Libertades y derecho a la crítica
Clara Brugada enfatizó que su gestión respeta la autonomía de los comunicadores y la pluralidad de opiniones.
“En esta ciudad hay plenas libertades y derechos, no hay censura ni persecución por ejercer la labor periodística como antes ocurría”, afirmó.
Asimismo, reconoció que la discrepancia ideológica con el proyecto de gobierno es un ejercicio legítimo en una democracia.
No obstante, la mandataria trazó una línea divisoria entre la crítica política y la difusión de datos falsos.
Sobre la función de los medios, puntualizó: “han sido importantes críticos al poder político y eso se respeta. Y este gobierno de la Ciudad de México respetará el papel de los medios de comunicación y su posición crítica, pero una cosa distinta es que los medios de comunicación se conviertan en agentes difusores de mentiras o de desinformación”.

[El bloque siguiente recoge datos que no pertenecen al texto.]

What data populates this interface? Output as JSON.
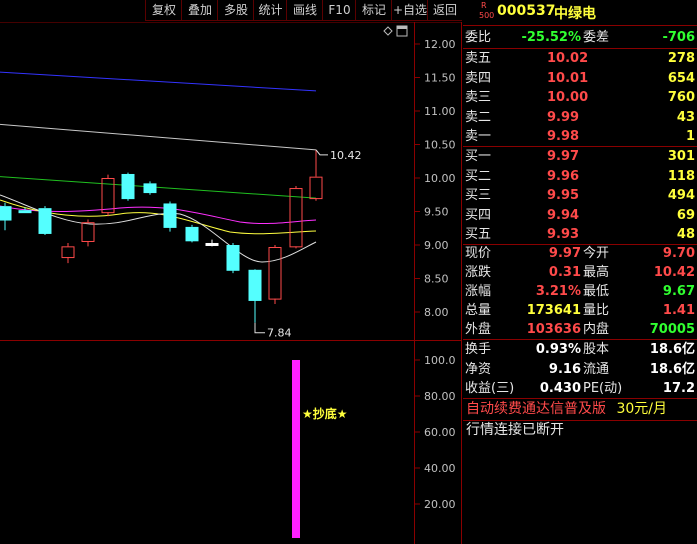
{
  "toolbar": {
    "buttons": [
      "复权",
      "叠加",
      "多股",
      "统计",
      "画线",
      "F10",
      "标记",
      "+自选",
      "返回"
    ]
  },
  "chart": {
    "price_axis": [
      "12.00",
      "11.50",
      "11.00",
      "10.50",
      "10.00",
      "9.50",
      "9.00",
      "8.50",
      "8.00"
    ],
    "indicator_axis": [
      "100.0",
      "80.00",
      "60.00",
      "40.00",
      "20.00"
    ],
    "high_label": "10.42",
    "low_label": "7.84",
    "signal_label": "★抄底★"
  },
  "chart_data": {
    "type": "candlestick",
    "ylim": [
      7.6,
      12.2
    ],
    "candles": [
      {
        "open": 9.38,
        "close": 9.58,
        "high": 9.63,
        "low": 9.22,
        "color": "cyan"
      },
      {
        "open": 9.5,
        "close": 9.52,
        "high": 9.56,
        "low": 9.48,
        "color": "cyan"
      },
      {
        "open": 9.55,
        "close": 9.18,
        "high": 9.58,
        "low": 9.15,
        "color": "cyan"
      },
      {
        "open": 8.98,
        "close": 8.82,
        "high": 9.03,
        "low": 8.73,
        "color": "red-hollow"
      },
      {
        "open": 9.06,
        "close": 9.34,
        "high": 9.38,
        "low": 8.98,
        "color": "red-hollow"
      },
      {
        "open": 9.49,
        "close": 10.0,
        "high": 10.05,
        "low": 9.43,
        "color": "red-hollow"
      },
      {
        "open": 10.06,
        "close": 9.7,
        "high": 10.08,
        "low": 9.66,
        "color": "cyan"
      },
      {
        "open": 9.92,
        "close": 9.79,
        "high": 9.95,
        "low": 9.75,
        "color": "cyan"
      },
      {
        "open": 9.62,
        "close": 9.27,
        "high": 9.65,
        "low": 9.2,
        "color": "cyan"
      },
      {
        "open": 9.27,
        "close": 9.07,
        "high": 9.3,
        "low": 9.04,
        "color": "cyan"
      },
      {
        "open": 9.03,
        "close": 9.03,
        "high": 9.08,
        "low": 8.98,
        "color": "white"
      },
      {
        "open": 9.0,
        "close": 8.63,
        "high": 9.03,
        "low": 8.58,
        "color": "cyan"
      },
      {
        "open": 8.63,
        "close": 8.18,
        "high": 8.64,
        "low": 7.84,
        "color": "cyan"
      },
      {
        "open": 8.2,
        "close": 8.97,
        "high": 9.0,
        "low": 8.12,
        "color": "red-hollow"
      },
      {
        "open": 8.98,
        "close": 9.85,
        "high": 9.88,
        "low": 8.95,
        "color": "red-hollow"
      },
      {
        "open": 9.7,
        "close": 10.02,
        "high": 10.42,
        "low": 9.66,
        "color": "red-hollow"
      }
    ],
    "ma_lines": [
      {
        "name": "blue",
        "color": "#3333ff",
        "from": 11.58,
        "to": 11.3
      },
      {
        "name": "gray",
        "color": "#c8c8c8",
        "from": 10.8,
        "to": 10.42
      },
      {
        "name": "green",
        "color": "#20c020",
        "from": 10.02,
        "to": 9.7
      }
    ],
    "indicator": {
      "bar_value": 100,
      "range": [
        0,
        108
      ]
    }
  },
  "quote": {
    "code": "000537",
    "name": "中绿电",
    "badge_top": "R",
    "badge_bottom": "500",
    "weibi_label": "委比",
    "weibi_value": "-25.52%",
    "weicha_label": "委差",
    "weicha_value": "-706",
    "asks": [
      {
        "label": "卖五",
        "price": "10.02",
        "vol": "278"
      },
      {
        "label": "卖四",
        "price": "10.01",
        "vol": "654"
      },
      {
        "label": "卖三",
        "price": "10.00",
        "vol": "760"
      },
      {
        "label": "卖二",
        "price": "9.99",
        "vol": "43"
      },
      {
        "label": "卖一",
        "price": "9.98",
        "vol": "1"
      }
    ],
    "bids": [
      {
        "label": "买一",
        "price": "9.97",
        "vol": "301"
      },
      {
        "label": "买二",
        "price": "9.96",
        "vol": "118"
      },
      {
        "label": "买三",
        "price": "9.95",
        "vol": "494"
      },
      {
        "label": "买四",
        "price": "9.94",
        "vol": "69"
      },
      {
        "label": "买五",
        "price": "9.93",
        "vol": "48"
      }
    ],
    "stats1": [
      {
        "l1": "现价",
        "v1": "9.97",
        "l2": "今开",
        "v2": "9.70"
      },
      {
        "l1": "涨跌",
        "v1": "0.31",
        "l2": "最高",
        "v2": "10.42"
      },
      {
        "l1": "涨幅",
        "v1": "3.21%",
        "l2": "最低",
        "v2": "9.67"
      },
      {
        "l1": "总量",
        "v1": "173641",
        "l2": "量比",
        "v2": "1.41"
      },
      {
        "l1": "外盘",
        "v1": "103636",
        "l2": "内盘",
        "v2": "70005"
      }
    ],
    "stats2": [
      {
        "l1": "换手",
        "v1": "0.93%",
        "l2": "股本",
        "v2": "18.6亿"
      },
      {
        "l1": "净资",
        "v1": "9.16",
        "l2": "流通",
        "v2": "18.6亿"
      },
      {
        "l1": "收益(三)",
        "v1": "0.430",
        "l2": "PE(动)",
        "v2": "17.2"
      }
    ],
    "ad_text": "自动续费通达信普及版",
    "ad_price": "30元/月",
    "status": "行情连接已断开"
  }
}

Hacia un diálogo sobre la función social de los medios
La jefa de Gobierno reiteró que el debate debe girar en torno a cómo se construye la información y su relación con las instituciones públicas, sin que esto implique la imposición de una línea editorial desde el Palacio de Ayuntamiento.

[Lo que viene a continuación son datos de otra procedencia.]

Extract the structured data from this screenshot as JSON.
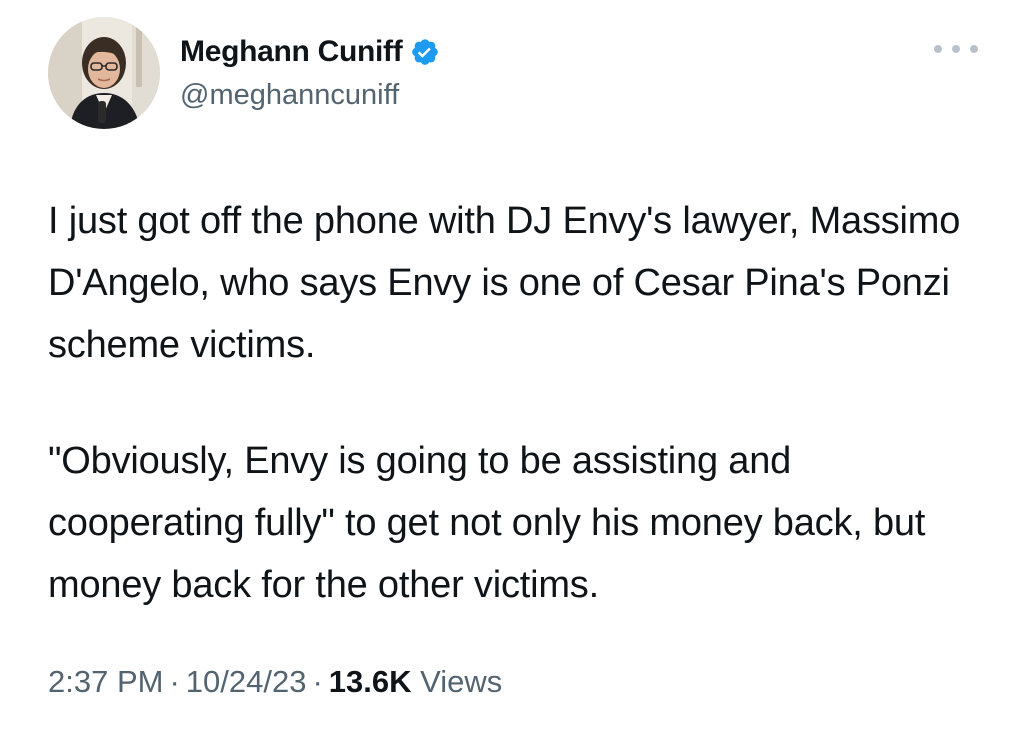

“Ni pacto de silencio ni censura, y son mentiras, son mentiras las informaciones que han generado algunos medios de comunicación que han dicho que expresé y que pedí un pacto de silencio”, sentenció la funcionaria.
Con estas declaraciones, el Gobierno de la Ciudad de México busca cerrar el episodio de confrontación con los sectores que señalaron un posible retroceso en materia de libertad de prensa, al tiempo que mantiene abierta la convocatoria a una discusión sobre la responsabilidad social del periodismo actual.